If I understand well, you mean that the call to:

		dma_sync_single_range_for_device(&bp->pdev->dev, phys,
				pg_offset, frag_len, DMA_FROM_DEVICE);

in the rx path after having copied the data to skb is not needed?
That is also the conclusion that I found after having thinking about
this again... I will check this.

For the CRC, my driver is not using the CRC offloading feature for the
moment. So no CRC is written by the device.

> I was wondering if the code needs to do per page allocations?
> Perhaps that is necessary to avoid needing a large block of
> contiguous physical memory (and virtual addresses)?

The page management seems interesting for future management of RX
buffers as skb fragments: that will allow to avoid copying received data.

> I know from some experiments done many years ago that a data
> copy in the MAC tx and rx path isn't necessarily as bad as
> people may think - especially if it removes complicated
> 'buffer loaning' schemes and/or iommu setup (or bounce
> buffers due to limited hardware memory addressing).
> 
> The rx copy can usually be made to be a 'whole word' copy
> (ie you copy the two bytes of garbage that (mis)align the
> destination MAC address, and some bytes after the CRC.
> With some hardware I believe it is possible for the cache
> controller to do cache-line aligned copies very quickly!
> (Some very new x86 cpus might be doing this for 'rep movsd'.)
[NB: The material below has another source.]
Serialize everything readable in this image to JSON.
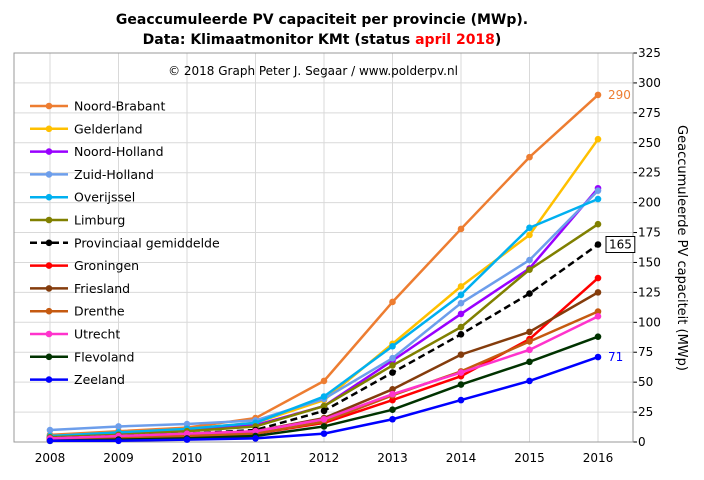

Well, on our side, the "memory bus" resource is precious, so I imagine
that even with an optimized copy, limiting the use of this resource
should be better.

> The copy in the rx path is also better for short packets
> the can end up queued for userspace (although a copy in
> the socket code would solve that one.

Sure, some patches by Haavard that I am working on at the moment are
taking care of copying in any cases the first 62 bytes (+2 bytes
alignment) for each packet so that we cover the case of short packets
and headers...

Thanks for your comments, best regards,
-- 
Nicolas Ferre